A decision by the Iranian government to reopen border crossings of Haji Omaran and Parvezkhan with the Kurdistan Region did not include crossings for Kurdish Kolbar, the cross-border porters, thus border stores that are full of goods and commodities remain closed, Kurdish media network Rudaw reports.
Iran reopened the major border crossings of Haji Omaran and Parvezkhan last week which had been closed by Tehran since mid-October.
Mustafa Shawri, a laborer working in the area says “all the stores are full of goods. If some of them are not used or obtained by the consumers, they will expire and be thrown out.” The commodities, preserved at the stores and expected to be imported to Iran and are made in China, consist of electronic goods, clothing and household appliances.
The Kolbar are semi-legal porters who carry heavy loads of goods on their backs across the mountains from the Kurdistan Region to Iran. Azad Mohammed, another laborer in the area said the closure of the Kolbar roads have largely damaged them.
“People have been largely affected and damaged by the closure of the Kolbar crossings. The commodities are not selling,” Mohammed criticized.
The Iranian government said in late December it had planned to develop the local economy in Kurdish areas of the country in an effort to put an end to the issue of semi-legal cross-border porters. Aram Hassan, spokesperson of the Parvezkhan border-crossing told Rudaw that he was informed by Iranian authorities that they would end the Kolbars working on the borders. Some Kolbars are licensed by the Iranian government, though even they often face harsh treatment from border guards. Smuggling is outlawed. Some Kolbars smuggle banned goods like alcohol across the border.
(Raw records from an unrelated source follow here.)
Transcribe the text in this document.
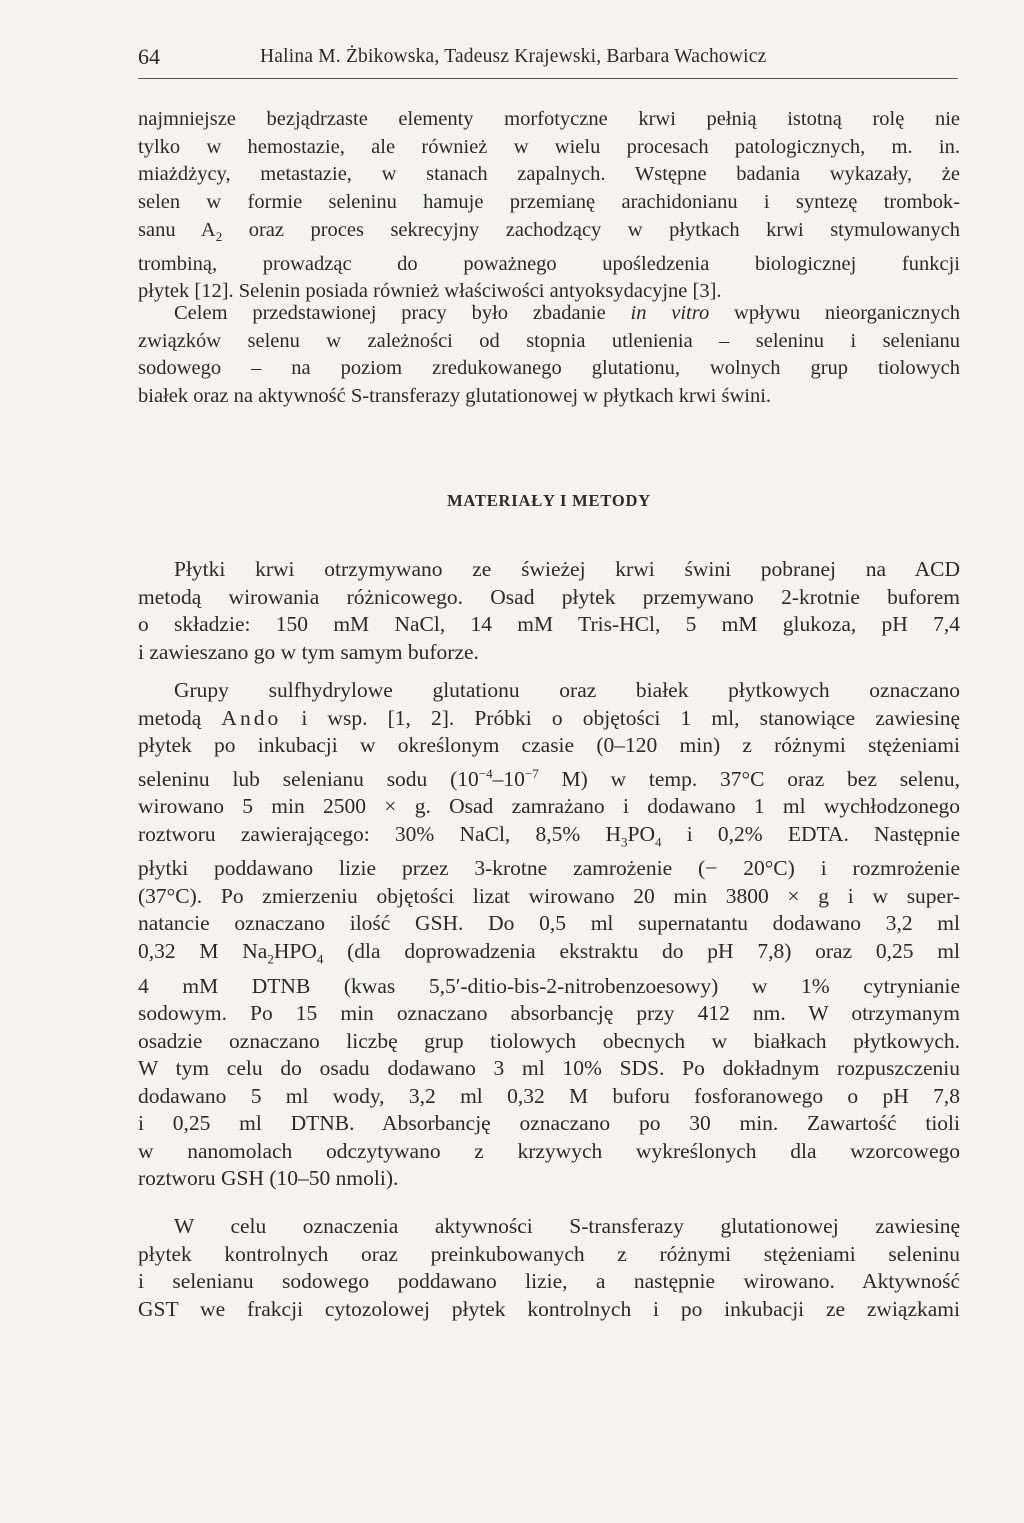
64	Halina M. Żbikowska, Tadeusz Krajewski, Barbara Wachowicz

najmniejsze bezjądrzaste elementy morfotyczne krwi pełnią istotną rolę nie
tylko w hemostazie, ale również w wielu procesach patologicznych, m. in.
miażdżycy, metastazie, w stanach zapalnych. Wstępne badania wykazały, że
selen w formie seleninu hamuje przemianę arachidonianu i syntezę trombok-
sanu $A_2$ oraz proces sekrecyjny zachodzący w płytkach krwi stymulowanych
trombiną, prowadząc do poważnego upośledzenia biologicznej funkcji
płytek [12]. Selenin posiada również właściwości antyoksydacyjne [3].

Celem przedstawionej pracy było zbadanie in vitro wpływu nieorganicznych
związków selenu w zależności od stopnia utlenienia – seleninu i selenianu
sodowego – na poziom zredukowanego glutationu, wolnych grup tiolowych
białek oraz na aktywność S-transferazy glutationowej w płytkach krwi świni.

MATERIAŁY I METODY

Płytki krwi otrzymywano ze świeżej krwi świni pobranej na ACD
metodą wirowania różnicowego. Osad płytek przemywano 2-krotnie buforem
o składzie: 150 mM NaCl, 14 mM Tris-HCl, 5 mM glukoza, pH 7,4
i zawieszano go w tym samym buforze.

Grupy sulfhydrylowe glutationu oraz białek płytkowych oznaczano
metodą Ando i wsp. [1, 2]. Próbki o objętości 1 ml, stanowiące zawiesinę
płytek po inkubacji w określonym czasie (0–120 min) z różnymi stężeniami
seleninu lub selenianu sodu ($10^{-4}-10^{-7}$ M) w temp. 37°C oraz bez selenu,
wirowano 5 min 2500 × g. Osad zamrażano i dodawano 1 ml wychłodzonego
roztworu zawierającego: 30% NaCl, 8,5% $H_3PO_4$ i 0,2% EDTA. Następnie
płytki poddawano lizie przez 3-krotne zamrożenie (− 20°C) i rozmrożenie
(37°C). Po zmierzeniu objętości lizat wirowano 20 min 3800 × g i w super-
natancie oznaczano ilość GSH. Do 0,5 ml supernatantu dodawano 3,2 ml
0,32 M $Na_2HPO_4$ (dla doprowadzenia ekstraktu do pH 7,8) oraz 0,25 ml
4 mM DTNB (kwas 5,5′-ditio-bis-2-nitrobenzoesowy) w 1% cytrynianie
sodowym. Po 15 min oznaczano absorbancję przy 412 nm. W otrzymanym
osadzie oznaczano liczbę grup tiolowych obecnych w białkach płytkowych.
W tym celu do osadu dodawano 3 ml 10% SDS. Po dokładnym rozpuszczeniu
dodawano 5 ml wody, 3,2 ml 0,32 M buforu fosforanowego o pH 7,8
i 0,25 ml DTNB. Absorbancję oznaczano po 30 min. Zawartość tioli
w nanomolach odczytywano z krzywych wykreślonych dla wzorcowego
roztworu GSH (10–50 nmoli).

W celu oznaczenia aktywności S-transferazy glutationowej zawiesinę
płytek kontrolnych oraz preinkubowanych z różnymi stężeniami seleninu
i selenianu sodowego poddawano lizie, a następnie wirowano. Aktywność
GST we frakcji cytozolowej płytek kontrolnych i po inkubacji ze związkami
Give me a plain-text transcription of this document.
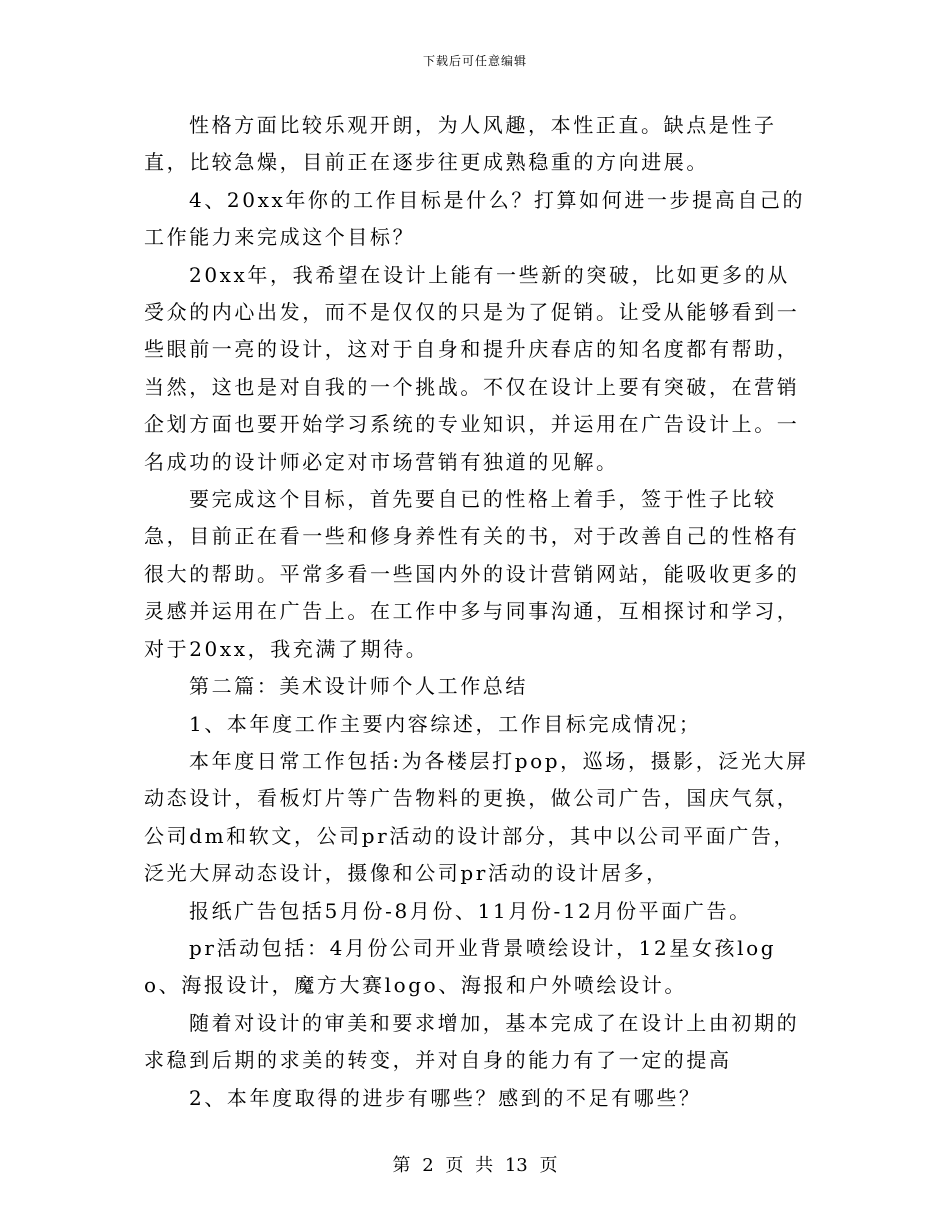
下载后可任意编辑

性格方面比较乐观开朗，为人风趣，本性正直。缺点是性子直，比较急燥，目前正在逐步往更成熟稳重的方向进展。

4、20xx年你的工作目标是什么？打算如何进一步提高自己的工作能力来完成这个目标？

20xx年，我希望在设计上能有一些新的突破，比如更多的从受众的内心出发，而不是仅仅的只是为了促销。让受从能够看到一些眼前一亮的设计，这对于自身和提升庆春店的知名度都有帮助，当然，这也是对自我的一个挑战。不仅在设计上要有突破，在营销企划方面也要开始学习系统的专业知识，并运用在广告设计上。一名成功的设计师必定对市场营销有独道的见解。

要完成这个目标，首先要自已的性格上着手，签于性子比较急，目前正在看一些和修身养性有关的书，对于改善自己的性格有很大的帮助。平常多看一些国内外的设计营销网站，能吸收更多的灵感并运用在广告上。在工作中多与同事沟通，互相探讨和学习，对于20xx，我充满了期待。

第二篇：美术设计师个人工作总结

1、本年度工作主要内容综述，工作目标完成情况；

本年度日常工作包括:为各楼层打pop，巡场，摄影，泛光大屏动态设计，看板灯片等广告物料的更换，做公司广告，国庆气氛，公司dm和软文，公司pr活动的设计部分，其中以公司平面广告，泛光大屏动态设计，摄像和公司pr活动的设计居多，

报纸广告包括5月份-8月份、11月份-12月份平面广告。

pr活动包括：4月份公司开业背景喷绘设计，12星女孩logo、海报设计，魔方大赛logo、海报和户外喷绘设计。

随着对设计的审美和要求增加，基本完成了在设计上由初期的求稳到后期的求美的转变，并对自身的能力有了一定的提高

2、本年度取得的进步有哪些？感到的不足有哪些？

第 2 页 共 13 页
Villagers on the border have been doing this work illegally for years but in mid-2016, Iranian authorities announced they would issue special licenses to allow the transport of goods on foot without the risk of being stopped by border guards. The Iranian government considers unlicensed Kolbars to be smugglers involved in an illegal economy, bringing weapons and drugs into the country and posing a threat to Iranian security. At least 167 Kolbars died in 2017. Hundreds more were arrested, fined, or wounded by Iranian border guards, according to the France-based Kurdistan Human Rights Network (KHRN).
Iran reopened all of its three official border crossings with the Kurdistan Region in early January after previously closing them for three months as requested by the Iraqi government in retaliation for the Region’s September 25 independence referendum. The three-month closure conclusively demonstrated that, whereby business trade is concerned, a state of interdependency exists between Erbil and Tehran. Therefore, the consequences of the closure were felt as much in Iran, arguably even much more so, than in Kurdistan. Tehran’s relatively short-lived closure of the border proved counterproductive and actually ended up harming Iran’s own border communities.
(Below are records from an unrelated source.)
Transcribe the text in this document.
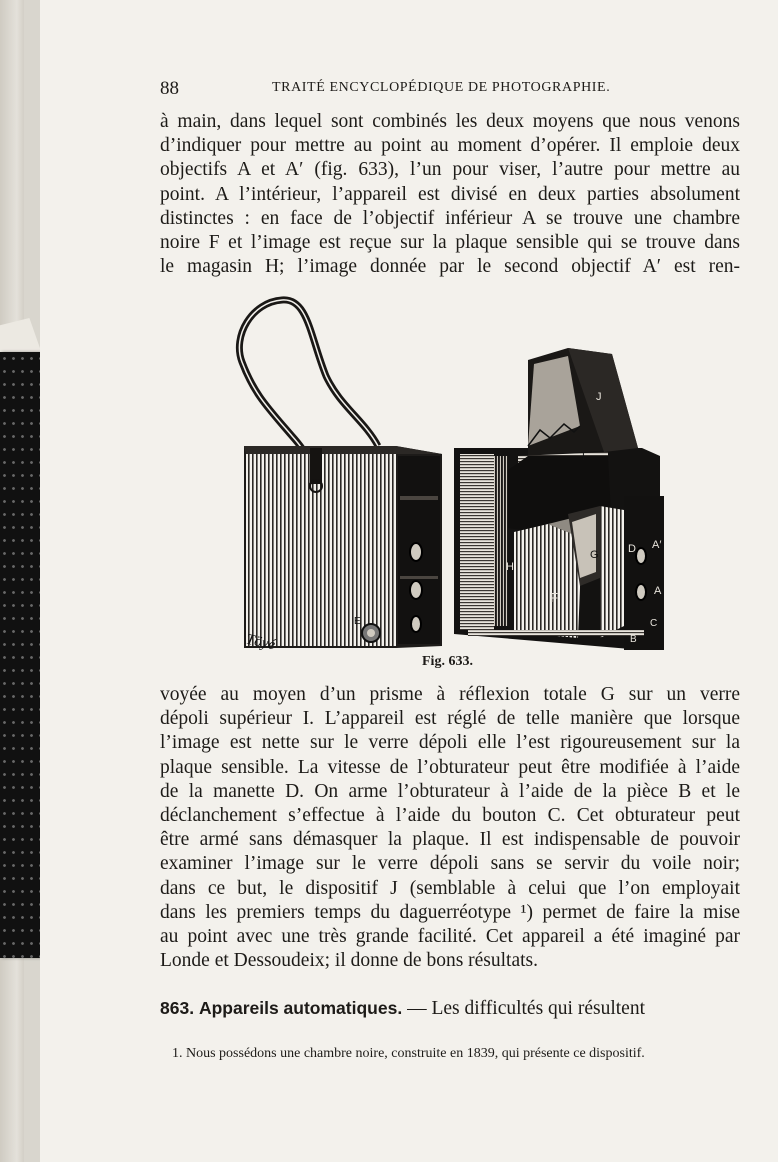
88	TRAITÉ ENCYCLOPÉDIQUE DE PHOTOGRAPHIE.
à main, dans lequel sont combinés les deux moyens que nous venons
d’indiquer pour mettre au point au moment d’opérer. Il emploie deux
objectifs A et A′ (fig. 633), l’un pour viser, l’autre pour mettre au
point. A l’intérieur, l’appareil est divisé en deux parties absolument
distinctes : en face de l’objectif inférieur A se trouve une chambre
noire F et l’image est reçue sur la plaque sensible qui se trouve dans
le magasin H; l’image donnée par le second objectif A′ est ren-
E
Töyé
J
I
G
H
F
D A′
A
C
B
Fig. 633.
voyée au moyen d’un prisme à réflexion totale G sur un verre
dépoli supérieur I. L’appareil est réglé de telle manière que lorsque
l’image est nette sur le verre dépoli elle l’est rigoureusement sur la
plaque sensible. La vitesse de l’obturateur peut être modifiée à l’aide
de la manette D. On arme l’obturateur à l’aide de la pièce B et le
déclanchement s’effectue à l’aide du bouton C. Cet obturateur peut
être armé sans démasquer la plaque. Il est indispensable de pouvoir
examiner l’image sur le verre dépoli sans se servir du voile noir;
dans ce but, le dispositif J (semblable à celui que l’on employait
dans les premiers temps du daguerréotype ¹) permet de faire la mise
au point avec une très grande facilité. Cet appareil a été imaginé par
Londe et Dessoudeix; il donne de bons résultats.
863. Appareils automatiques. — Les difficultés qui résultent
1. Nous possédons une chambre noire, construite en 1839, qui présente ce dispositif.
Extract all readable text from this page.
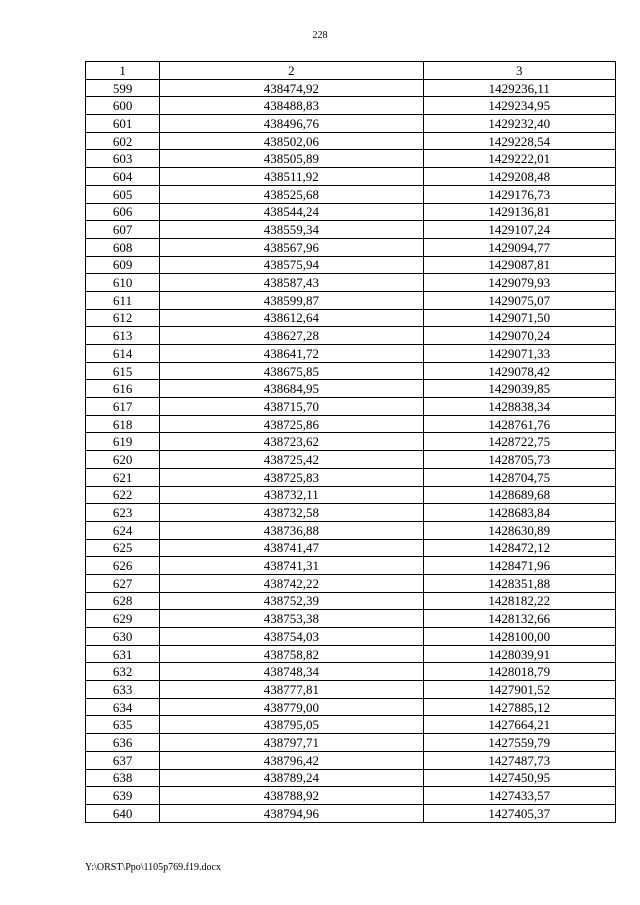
228
1	2	3
599	438474,92	1429236,11
600	438488,83	1429234,95
601	438496,76	1429232,40
602	438502,06	1429228,54
603	438505,89	1429222,01
604	438511,92	1429208,48
605	438525,68	1429176,73
606	438544,24	1429136,81
607	438559,34	1429107,24
608	438567,96	1429094,77
609	438575,94	1429087,81
610	438587,43	1429079,93
611	438599,87	1429075,07
612	438612,64	1429071,50
613	438627,28	1429070,24
614	438641,72	1429071,33
615	438675,85	1429078,42
616	438684,95	1429039,85
617	438715,70	1428838,34
618	438725,86	1428761,76
619	438723,62	1428722,75
620	438725,42	1428705,73
621	438725,83	1428704,75
622	438732,11	1428689,68
623	438732,58	1428683,84
624	438736,88	1428630,89
625	438741,47	1428472,12
626	438741,31	1428471,96
627	438742,22	1428351,88
628	438752,39	1428182,22
629	438753,38	1428132,66
630	438754,03	1428100,00
631	438758,82	1428039,91
632	438748,34	1428018,79
633	438777,81	1427901,52
634	438779,00	1427885,12
635	438795,05	1427664,21
636	438797,71	1427559,79
637	438796,42	1427487,73
638	438789,24	1427450,95
639	438788,92	1427433,57
640	438794,96	1427405,37
Y:\ORST\Ppo\1105p769.f19.docx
Ali Dilmaghaniyan, the Deputy Chairman of Commerce, Industries, Mining and Agriculture of Urmia, outlined just how profoundly negative Tehran’s border closure was to the country’s frontier provinces. Iran’s pursuit of its political goals against Kurdistan, he explained, “badly damaged the economic interests of the country.” Dilmaghaniyan cited some statistics to illustrate his point. Iran’s non-oil exports to Iraq alone, he explained, amount to 15 percent.
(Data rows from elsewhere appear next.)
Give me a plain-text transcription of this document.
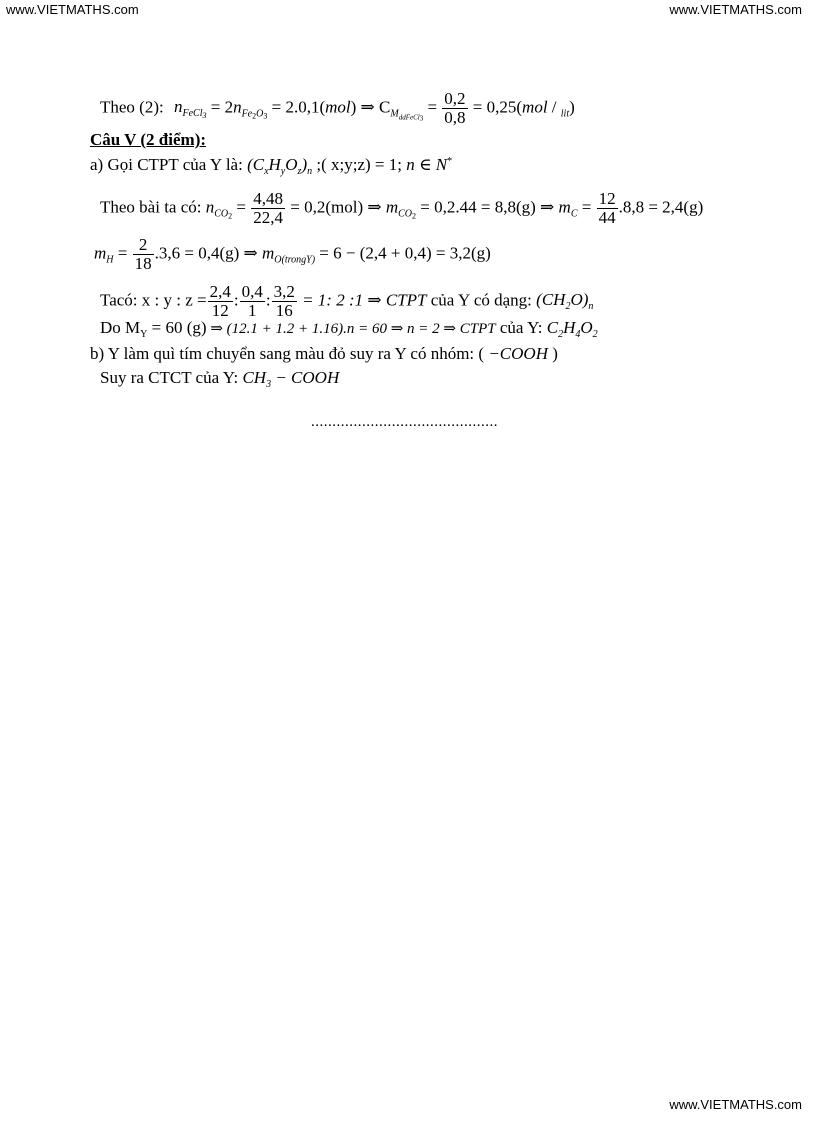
www.VIETMATHS.com	www.VIETMATHS.com
Theo (2): $n_{FeCl3} = 2n_{Fe2O3} = 2.0,1(mol)$ ⇒ $C_{MddFeCl3} = \frac{0,2}{0,8} = 0,25(mol / _{lit})$
Câu V (2 điểm):
a) Gọi CTPT của Y là: $(C_xH_yO_z)_n$ ;( x;y;z) = 1; n ∈ N*
Theo bài ta có: $n_{CO2} = \frac{4,48}{22,4} = 0,2(mol)$ ⇒ $m_{CO2} = 0,2.44 = 8,8(g)$ ⇒ $m_C = \frac{12}{44} .8,8 = 2,4(g)$
$m_H = \frac{2}{18} .3,6 = 0,4(g)$ ⇒ $m_{O(trongY)} = 6 - (2,4 + 0,4) = 3,2(g)$
Tacó: x : y : $z = \frac{2,4}{12}$ : $\frac{0,4}{1}$ : $\frac{3,2}{16} = 1$: 2 :1 ⇒ CTPT của Y có dạng: $(CH_2O)_n$
Do $M_Y = 60$ (g) ⇒ (12.1 + 1.2 + 1.16).n = 60 ⇒ n = 2 ⇒ CTPT của Y: $C_2H_4O_2$
b) Y làm quì tím chuyển sang màu đỏ suy ra Y có nhóm: ( −COOH )
Suy ra CTCT của Y: $CH_3$ − COOH
............................................
www.VIETMATHS.com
“This is worth approximately $5 billion, $2.5 billion of which is to the Kurdistan Region. Those $5 billion are very significant for the country [Iran],” he noted.
The average value of each ton of Iranian exports is around $350. In Iraq that same average is $500 per ton. “These are goods that cannot be exported to any other country except Iraq and Afghanistan,” Dilmaghaniyan added.
Rasoul Khezri, a member of the Iranian Parliament representing Sardasht and Piranshahr, was also quoted by the Islamic Consultative Assembly News Agency (ICANA) this month lamenting the fact that in the past Iranian exports to Kurdistan amounted to 19 percent of its total imports, while Turkish exports amounted to 30 percent and Chinese exports to 11 percent. Since the referendum, however, Chinese exports rose by 20 percent and Turkey’s reached an enormous overall 70 percent while Iran has been left with a mere 11 percent.
The recent protests across Iran were sparked by widespread discontent over corruption and the Iranian economy. Frontier provinces like Iranian Kurdistan, Khuzestan and other economically disadvantaged areas will continue to be flashpoints for similar upheavals and instability in Iran in the foreseeable future if Tehran hinders their ability to conduct business with the Kurdistan Region.
After all, any move by Iran to cut off trade with Kurdistan is actually an implementation of two sanctions by the regime: one against their intended target, Kurdistan and its largely import-reliant service economy, and the other against an unintended target, Iranian exporters who rely heavily on that very market to sustain their own economic well-being and survival.